Si algunos líderes o referentes globales, como el papa Francisco, reclamaron más empatía y solidaridad para que el mundo de la post-pandemia fuera mejor y más vivible, hubo otros que canalizaron la incertidumbre y las desigualdades que potenció el Covid-19 para acentuar sus mensajes de odio e intolerancia, con los que reforzaron adhesiones y en algunos casos, como el de Giorgia Meloni en Italia, llegaron al poder.
Intolerancia, xenofobia, racismo, clasismo, abonan los mensajes y mitines de Vox en España, como lo hicieron tiempo atrás en los de Donald Trump en Estados Unidos, o Jair Bolsonaro en Brasil.

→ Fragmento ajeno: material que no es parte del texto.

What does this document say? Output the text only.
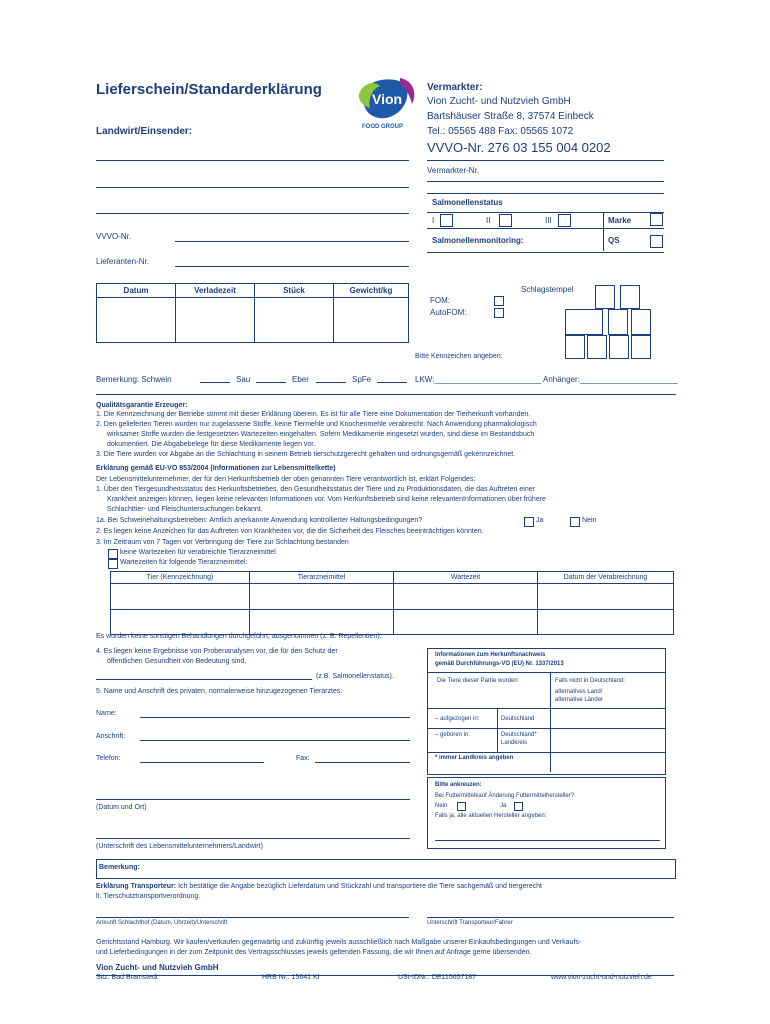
Lieferschein/Standarderklärung
Landwirt/Einsender:
Vion
FOOD GROUP
Vermarkter:
Vion Zucht- und Nutzvieh GmbH
Bartshäuser Straße 8, 37574 Einbeck
Tel.: 05565 488 Fax: 05565 1072
VVVO-Nr. 276 03 155 004 0202
Vermarkter-Nr.
VVVO-Nr.
Lieferanten-Nr.
Salmonellenstatus
I	II	III	Marke
Salmonellenmonitoring:	QS
Datum	Verladezeit	Stück	Gewicht/kg
				Schlagstempel
FOM:
AutoFOM:
Bitte Kennzeichen angeben:
Bemerkung: Schwein	Sau	Eber	SpFe	LKW:________________________ Anhänger:______________________
Qualitätsgarantie Erzeuger:
1. Die Kennzeichnung der Betriebe stimmt mit dieser Erklärung überein. Es ist für alle Tiere eine Dokumentation der Tierherkunft vorhanden.
2. Den gelieferten Tieren wurden nur zugelassene Stoffe, keine Tiermehle und Knochenmehle verabreicht. Nach Anwendung pharmakologisch
wirksamer Stoffe wurden die festgesetzten Wartezeiten eingehalten. Sofern Medikamente eingesetzt wurden, sind diese im Bestandsbuch
dokumentiert. Die Abgabebelege für diese Medikamente liegen vor.
3. Die Tiere wurden vor Abgabe an die Schlachtung in seinem Betrieb tierschutzgerecht gehalten und ordnungsgemäß gekennzeichnet.
Erklärung gemäß EU-VO 853/2004 (Informationen zur Lebensmittelkette)
Der Lebensmittelunternehmer, der für den Herkunftsbetrieb der oben genannten Tiere verantwortlich ist, erklärt Folgendes:
1. Über den Tiergesundheitsstatus des Herkunftsbetriebes, den Gesundheitsstatus der Tiere und zu Produktionsdaten, die das Auftreten einer
Krankheit anzeigen können, liegen keine relevanten Informationen vor. Vom Herkunftsbetrieb sind keine relevantenInformationen über frühere
Schlachttier- und Fleischuntersuchungen bekannt.
1a. Bei Schweinehaltungsbetrieben: Amtlich anerkannte Anwendung kontrollierter Haltungsbedingungen?	Ja	Nein
2. Es liegen keine Anzeichen für das Auftreten von Krankheiten vor, die die Sicherheit des Fleisches beeinträchtigen könnten.
3. Im Zeitraum von 7 Tagen vor Verbringung der Tiere zur Schlachtung bestanden
keine Wartezeiten für verabreichte Tierarzneimittel
Wartezeiten für folgende Tierarzneimittel:
Tier (Kennzeichnung)	Tierarzneimittel	Wartezeit	Datum der Verabreichnung

Es wurden keine sonstigen Behandlungen durchgeführt, ausgenommen (z. B. Repellentien).
4. Es liegen keine Ergebnisse von Probenanalysen vor, die für den Schutz der
öffentlichen Gesundheit von Bedeutung sind,
(z.B. Salmonellenstatus).
5. Name und Anschrift des privaten, normalerweise hinzugezogenen Tierarztes:
Name:
Anschrift:
Telefon:	Fax:
(Datum und Ort)
(Unterschrift des Lebensmittelunternehmers/Landwirt)
Informationen zum Herkunftsnachweis
gemäß Durchführungs-VO (EU) Nr. 1337/2013
Die Tiere dieser Partie wurden	Falls nicht in Deutschland:
alternatives Land/
alternative Länder
– aufgezogen in:	Deutschland
– geboren in:	Deutschland*
Landkreis
* immer Landkreis angeben
Bitte ankreuzen:
Bei Futtermittelkauf Änderung Futtermittelhersteller?
Nein	Ja
Falls ja, alle aktuellen Hersteller angeben:
Bemerkung:
Erklärung Transporteur: Ich bestätige die Angabe bezüglich Lieferdatum und Stückzahl und transportiere die Tiere sachgemäß und tiergerecht
lt. Tierschutztransportverordnung.
Ankunft Schlachthof (Datum, Uhrzeit)/Unterschrift	Unterschrift Transporteur/Fahrer
Gerichtsstand Hamburg. Wir kaufen/verkaufen gegenwärtig und zukünftig jeweils ausschließlich nach Maßgabe unserer Einkaufsbedingungen und Verkaufs-
und Lieferbedingungen in der zum Zeitpunkt des Vertragsschlusses jeweils geltenden Fassung, die wir Ihnen auf Anfrage gerne übersenden.
Vion Zucht- und Nutzvieh GmbH
Sitz: Bad Bramstedt	HRB Nr.: 15641 KI	USt-IDNr.: DE115657187	www.vion-zucht-und-nutzvieh.de
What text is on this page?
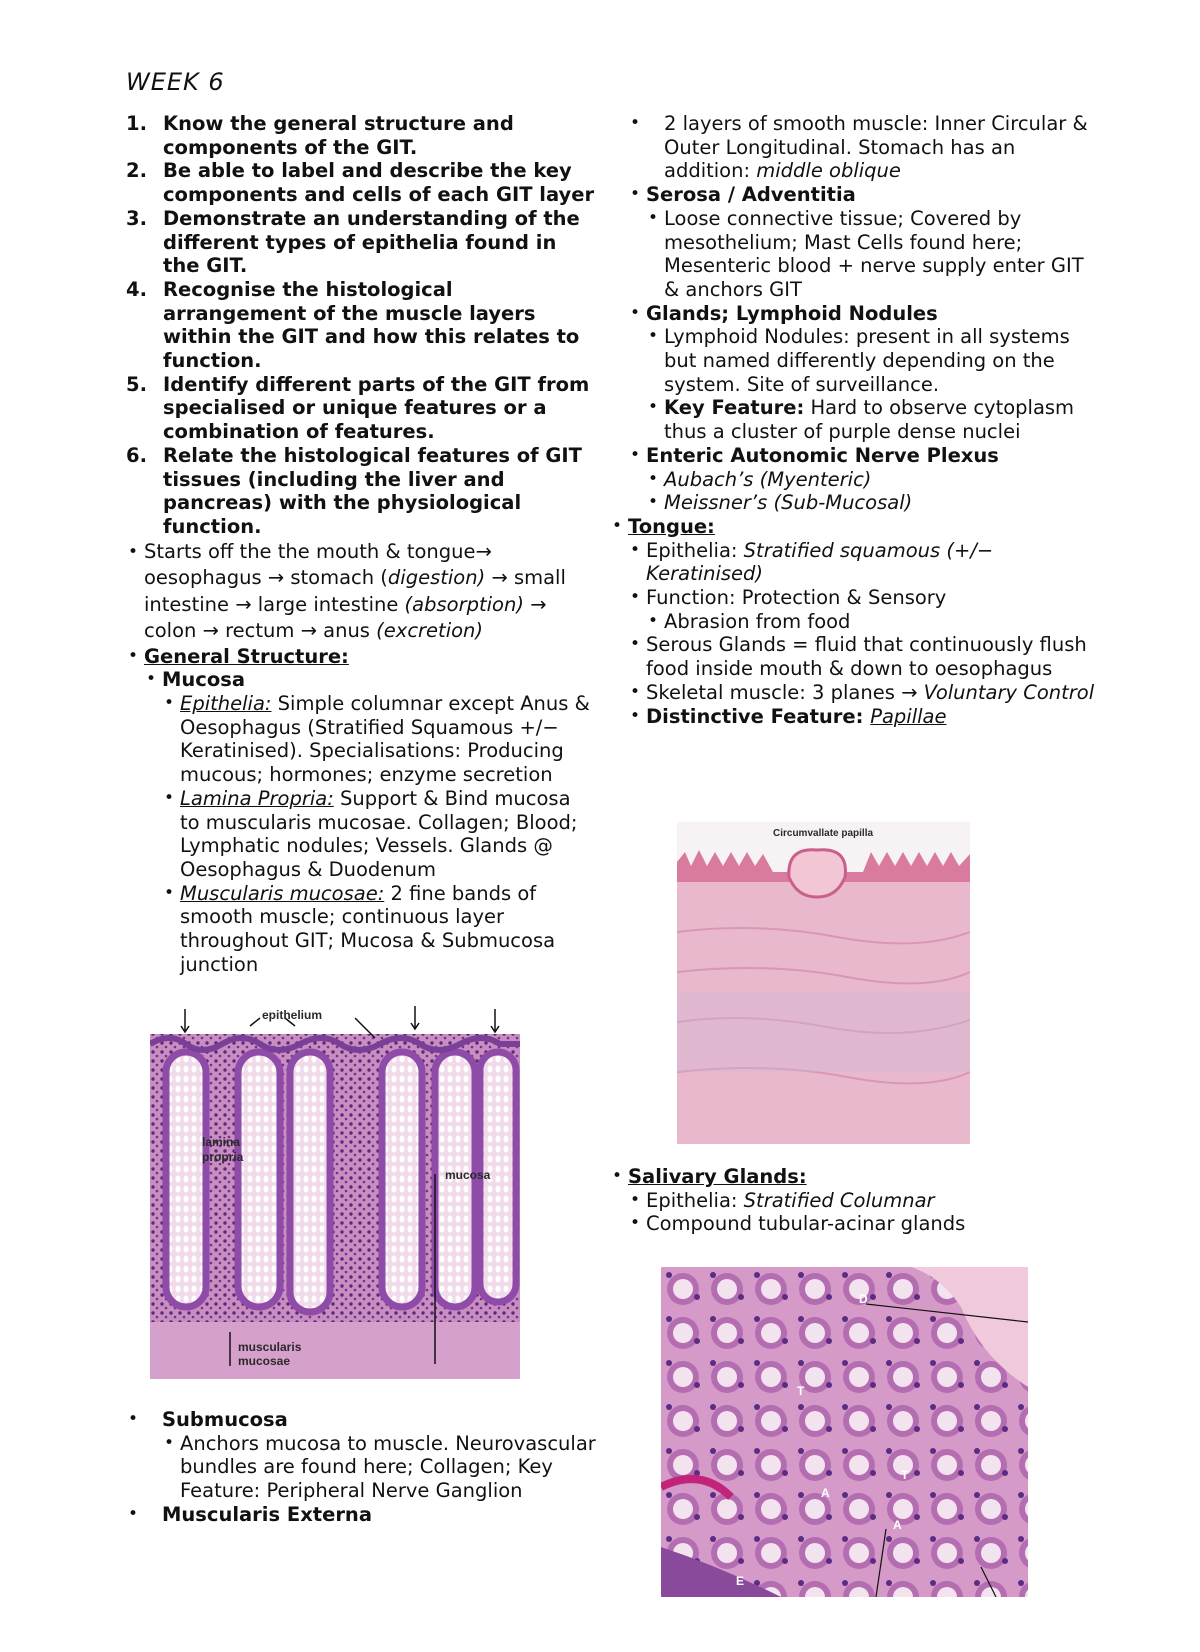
WEEK 6
1. Know the general structure and components of the GIT.
2. Be able to label and describe the key components and cells of each GIT layer
3. Demonstrate an understanding of the different types of epithelia found in the GIT.
4. Recognise the histological arrangement of the muscle layers within the GIT and how this relates to function.
5. Identify different parts of the GIT from specialised or unique features or a combination of features.
6. Relate the histological features of GIT tissues (including the liver and pancreas) with the physiological function.
• Starts off the the mouth & tongue→ oesophagus → stomach (digestion) → small intestine → large intestine (absorption) → colon → rectum → anus (excretion)
• General Structure:
• Mucosa
• Epithelia: Simple columnar except Anus & Oesophagus (Stratified Squamous +/− Keratinised). Specialisations: Producing mucous; hormones; enzyme secretion
• Lamina Propria: Support & Bind mucosa to muscularis mucosae. Collagen; Blood; Lymphatic nodules; Vessels. Glands @ Oesophagus & Duodenum
• Muscularis mucosae: 2 fine bands of smooth muscle; continuous layer throughout GIT; Mucosa & Submucosa junction
epithelium
lamina
propria
mucosa
muscularis
mucosae
• Submucosa
• Anchors mucosa to muscle. Neurovascular bundles are found here; Collagen; Key Feature: Peripheral Nerve Ganglion
• Muscularis Externa
• 2 layers of smooth muscle: Inner Circular & Outer Longitudinal. Stomach has an addition: middle oblique
• Serosa / Adventitia
• Loose connective tissue; Covered by mesothelium; Mast Cells found here; Mesenteric blood + nerve supply enter GIT & anchors GIT
• Glands; Lymphoid Nodules
• Lymphoid Nodules: present in all systems but named differently depending on the system. Site of surveillance.
• Key Feature: Hard to observe cytoplasm thus a cluster of purple dense nuclei
• Enteric Autonomic Nerve Plexus
• Aubach’s (Myenteric)
• Meissner’s (Sub-Mucosal)
• Tongue:
• Epithelia: Stratified squamous (+/− Keratinised)
• Function: Protection & Sensory
• Abrasion from food
• Serous Glands = fluid that continuously flush food inside mouth & down to oesophagus
• Skeletal muscle: 3 planes → Voluntary Control
• Distinctive Feature: Papillae
Circumvallate papilla
• Salivary Glands:
• Epithelia: Stratified Columnar
• Compound tubular-acinar glands
D
T
T
A
A
E
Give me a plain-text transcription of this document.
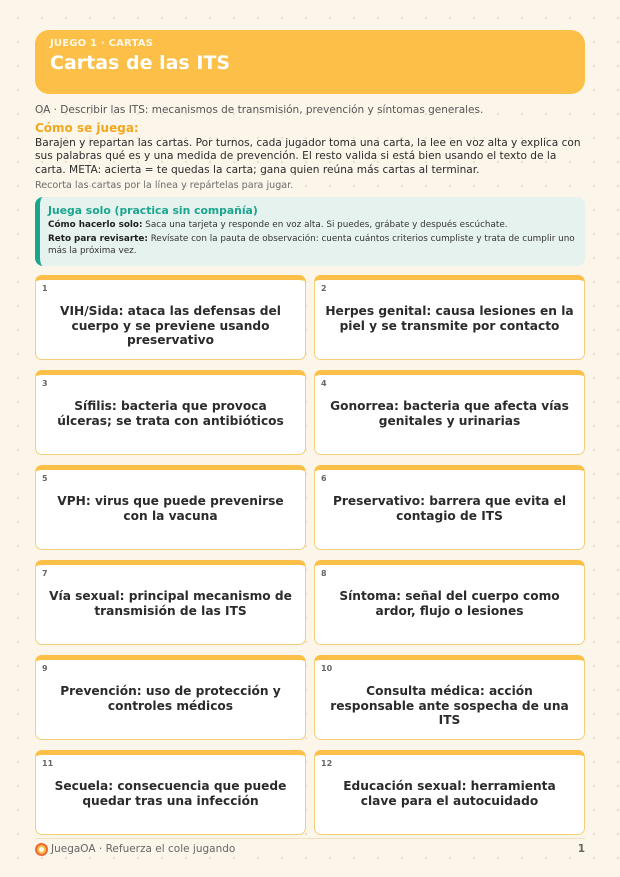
JUEGO 1 · CARTAS
Cartas de las ITS
OA · Describir las ITS: mecanismos de transmisión, prevención y síntomas generales.
Cómo se juega:
Barajen y repartan las cartas. Por turnos, cada jugador toma una carta, la lee en voz alta y explica con sus palabras qué es y una medida de prevención. El resto valida si está bien usando el texto de la carta. META: acierta = te quedas la carta; gana quien reúna más cartas al terminar.
Recorta las cartas por la línea y repártelas para jugar.
Juega solo (practica sin compañía)
Cómo hacerlo solo: Saca una tarjeta y responde en voz alta. Si puedes, grábate y después escúchate.
Reto para revisarte: Revísate con la pauta de observación: cuenta cuántos criterios cumpliste y trata de cumplir uno más la próxima vez.
1
VIH/Sida: ataca las defensas del cuerpo y se previene usando preservativo
2
Herpes genital: causa lesiones en la piel y se transmite por contacto
3
Sífilis: bacteria que provoca úlceras; se trata con antibióticos
4
Gonorrea: bacteria que afecta vías genitales y urinarias
5
VPH: virus que puede prevenirse con la vacuna
6
Preservativo: barrera que evita el contagio de ITS
7
Vía sexual: principal mecanismo de transmisión de las ITS
8
Síntoma: señal del cuerpo como ardor, flujo o lesiones
9
Prevención: uso de protección y controles médicos
10
Consulta médica: acción responsable ante sospecha de una ITS
11
Secuela: consecuencia que puede quedar tras una infección
12
Educación sexual: herramienta clave para el autocuidado
JuegaOA · Refuerza el cole jugando	1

Los vaivenes ideológico-políticos de Latinoamérica acotan los márgenes de acción a quienes, como Gustavo Petro en Colombia, proponen como salida más eficaz y perdurable frente al crimen la construcción de más escuelas y universidades en lugar de más prisiones. O como al chileno Gabriel Boric, al que una fallida reforma de la Constitución le marcó la cancha apenas llegado a La Moneda.
Proselitismo 2.0
La volatilidad del mundo actual no parece compatible con esos planes de fondo para revertir brechas. El poder real que subyace en cada uno de los países de la región no parece dispuesto a perder privilegios o a equilibrar y hacer menos dispar el peso de las cargas en tiempos de crisis.
Y en ese marco vemos plataformas electorales o discursos de campaña que ofrecen en formato 2.0 promesas que huelen a otro siglo ya pisado. Una suerte de servidores de pasado en copa nueva a los que los medios más influyentes alfombran su acercamiento al poder en una decisión cuyo costo institucional y en calidad democrática después lamentarán, aunque para eso sea demasiado tarde.
Hasta al mismísimo Lula, con la experiencia de derrotas y triunfos que han curtido su piel de político de raza, se pretende encorsetar en sus relaciones internacionales, mientras a la Argentina de los 40 años de democracia ininterrumpida la acecha la amenaza de una involución hacia los dictados del Consenso de Washington que algunos aspirantes defienden como si fuera novedad o disimulando sus estrepitosos fracasos en experimentos de hace tres décadas.
Los servidores del pasado en copa nueva operan en diferentes ámbitos y estratos. Desde el simple comentario de un cronista que de modo casi inocente reproduce verdades a medias previamente dictadas, a poderosos think tanks que en una mediterránea fundación del centro del país sientan a la misma mesa a los candidatos de los que saldrá el próximo gobernador de la provincia, junto con un ex superministro que es su gurú y que ya aplicó sus recetas en la última dictadura, en los años '90 y en los meses que precedieron al estallido de 2001.
Ante tal menú de soluciones esgrimidas como novedosas, es difícil imaginar futuros venturosos. El hastío y la insatisfacción de las y los ciudadanos con sus representantes políticos en épocas de crisis suelen derivar en la apatía o en el voto-bronca que intentan capitalizar aquellos que enarbolan mensajes anti-sistema o se promocionan como outsiders.
Claro que este ropaje de anti-política se lo suelen poner personajes como Trump, fiel exponente el establishment económico y empresario norteamericano; o Bolsonaro, que en los 30 años previos a su llegada al Planalto, deambuló de partido en partido para seguir conservando bancas y privilegios en el Congreso. Ni que hablar de quienes aquí más cerca lanzan diatribas contra la casta o proponen quemar algo más que un banco, pero están dispuestos a abrazarse con quien sea en aras de un sillón que ya no parece tan quimérico.